Ao abrir a porta, vejo que se trata de uma pequena sala com uma mesa retangular com bordas arredondadas no centro. Nas extremidades do quarto, há um sofá que se estende por toda a parede em uma distância suficiente para se servir à mesa. Assim como lá fora, as paredes são pintadas em vermelho.
— Sentem-se, precisamos esperar um instante — aduz o mascarado.
Enquanto nos acomodamos, o som da arpa para de tocar lá fora.
— Pois bem, dada a minha influência neste lugar — diz o Karakhan—, será permitido que vocês participem desta reunião. Entretanto jamais contem o que vocês virem ou ouvirem aqui. Estou seguro que não quererão a Vivenda de Alvitres como inimiga.
— Aqui não parece um lugar para coletar informações. Parece mais um lugar para pessoas degeneradas passarem o tempo — comenta Kali.
O mascarado ignora o comentário da lumen e diz: — Caso fiquem, deixem que eu faça as perguntas, isso é para que vocês mantenham sua saúde financeira. Os avisos já foram dados, se desejam sair, este é o momento.
— Hum... Eu até que gostei do lugar. Ficarei por aqui — diz Alienor, ao passo que cruza as pernas de lado e apoia seu cotovelo na mesa. — Você que está com a grana, branquela, então pague uma bebida e uns petiscos para nós.
— Você só pode estar de brincadeira! — responde a lumen.
— Eu pareço alguém que brinca? — contesta a ruiva com o rosto emburrado.
Pior que parece! Porém eu nunca diria. Valorizo o que me resta de saúde.
— Está querendo dizer alguma coisa, seu assediador de donzelas? — Alienor aponta na minha direção. Será que ela consegue ler minha mente também?!

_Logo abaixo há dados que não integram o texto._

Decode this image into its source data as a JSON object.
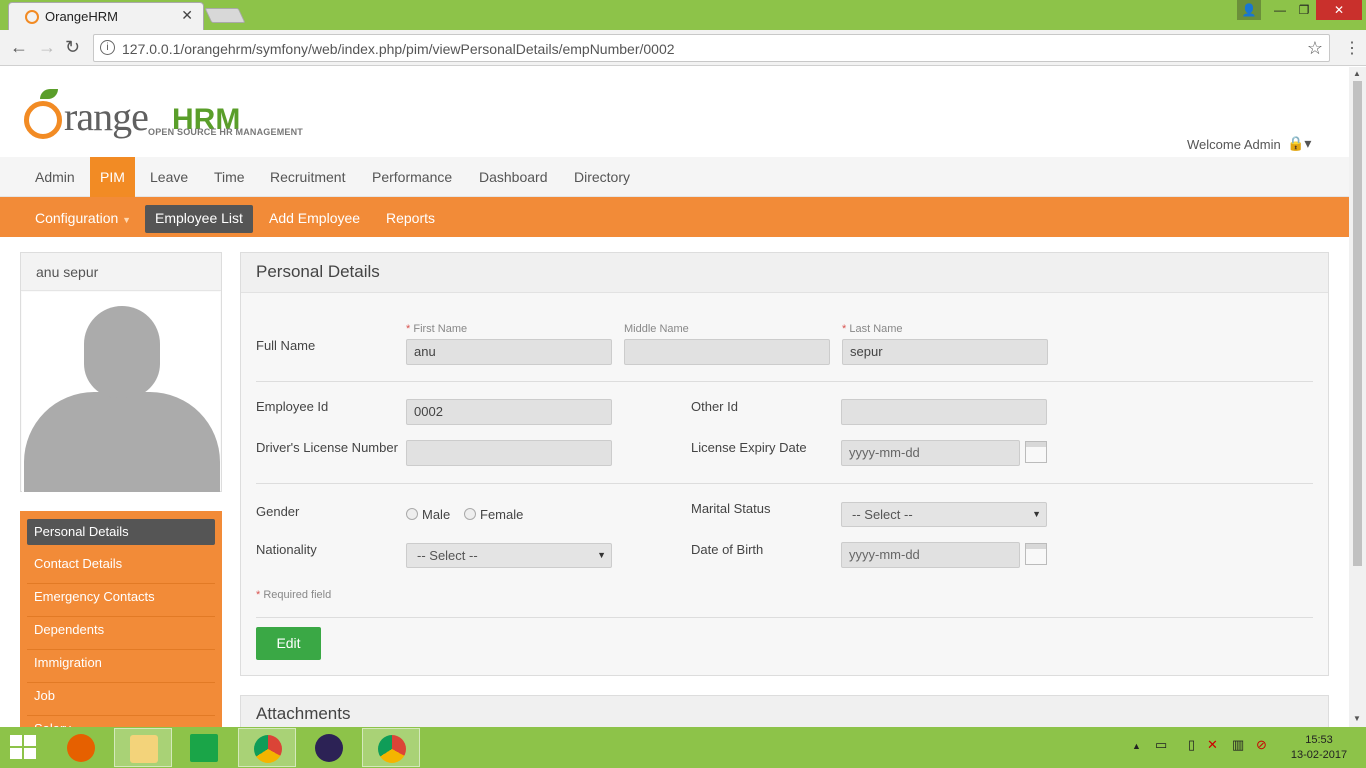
{
  "browser": {
    "tab_title": "OrangeHRM",
    "url": "127.0.0.1/orangehrm/symfony/web/index.php/pim/viewPersonalDetails/empNumber/0002"
  },
  "header": {
    "logo_word": "range",
    "logo_hrm": "HRM",
    "logo_tagline": "OPEN SOURCE HR MANAGEMENT",
    "welcome": "Welcome Admin"
  },
  "main_nav": [
    "Admin",
    "PIM",
    "Leave",
    "Time",
    "Recruitment",
    "Performance",
    "Dashboard",
    "Directory"
  ],
  "sub_nav": {
    "configuration": "Configuration",
    "employee_list": "Employee List",
    "add_employee": "Add Employee",
    "reports": "Reports"
  },
  "profile": {
    "name": "anu sepur"
  },
  "side_menu": [
    "Personal Details",
    "Contact Details",
    "Emergency Contacts",
    "Dependents",
    "Immigration",
    "Job",
    "Salary"
  ],
  "form": {
    "title": "Personal Details",
    "full_name_label": "Full Name",
    "first_name_label": "First Name",
    "middle_name_label": "Middle Name",
    "last_name_label": "Last Name",
    "first_name": "anu",
    "middle_name": "",
    "last_name": "sepur",
    "employee_id_label": "Employee Id",
    "employee_id": "0002",
    "other_id_label": "Other Id",
    "other_id": "",
    "license_label": "Driver's License Number",
    "license": "",
    "license_expiry_label": "License Expiry Date",
    "license_expiry_placeholder": "yyyy-mm-dd",
    "gender_label": "Gender",
    "male": "Male",
    "female": "Female",
    "marital_label": "Marital Status",
    "marital_value": "-- Select --",
    "nationality_label": "Nationality",
    "nationality_value": "-- Select --",
    "dob_label": "Date of Birth",
    "dob_placeholder": "yyyy-mm-dd",
    "required_note": "Required field",
    "edit_button": "Edit"
  },
  "attachments": {
    "title": "Attachments"
  },
  "taskbar": {
    "time": "15:53",
    "date": "13-02-2017"
  },
  "colors": {
    "brand_orange": "#f28b24",
    "green": "#8dc349",
    "button_green": "#3aa845"
  }
}
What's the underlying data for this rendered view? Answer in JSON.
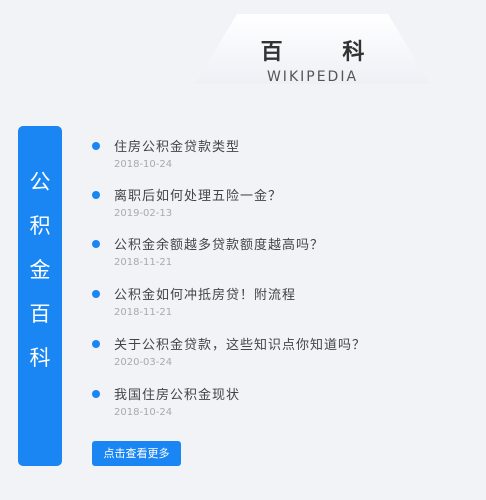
{
  "header": {
    "title": "百 科",
    "subtitle": "WIKIPEDIA"
  },
  "sidebar": {
    "chars": [
      "公",
      "积",
      "金",
      "百",
      "科"
    ]
  },
  "articles": [
    {
      "title": "住房公积金贷款类型",
      "date": "2018-10-24"
    },
    {
      "title": "离职后如何处理五险一金？",
      "date": "2019-02-13"
    },
    {
      "title": "公积金余额越多贷款额度越高吗？",
      "date": "2018-11-21"
    },
    {
      "title": "公积金如何冲抵房贷！附流程",
      "date": "2018-11-21"
    },
    {
      "title": "关于公积金贷款，这些知识点你知道吗？",
      "date": "2020-03-24"
    },
    {
      "title": "我国住房公积金现状",
      "date": "2018-10-24"
    }
  ],
  "more_button": {
    "label": "点击查看更多"
  },
  "colors": {
    "accent": "#1a86f3",
    "background": "#f2f3f7",
    "date": "#aaaaaa"
  }
}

Quando eu abro a boca para me defender, escuto a porta se abrir. Por ela, passa uma mulher de cabelos brancos e vestido vermelho. Seu perfume florido misturado com um cheiro de tabaco tomam conta do ambiente. Todos se calam e a observam.
A mulher senta na poltrona, cruza suas pernas, retira um cigarro branco de uma cartela preta e o conecta a um suporte de madeira, o qual leva à sua boca.
Seus movimentos são tão graciosos e precisos que dá a impressão de que se trata de um rito, um no qual ela deve repetir há muito tempo.
— Ignis — sussurra a donzela de vermelho, com o dedo indicador apontado para a ponta de seu cigarro. O breve vislumbre de sua voz é suficiente para concluir que é imponente e bela.
A lumen traga de seu cigarro, como se tivesse todo o tempo do mundo a seu dispor. Ela finalmente olha cada um de nós nos olhos e, ao final, fixa seu olhar no Karakhan.
— Disse algo sobre tulipas vermelhas, Sr. Lupino?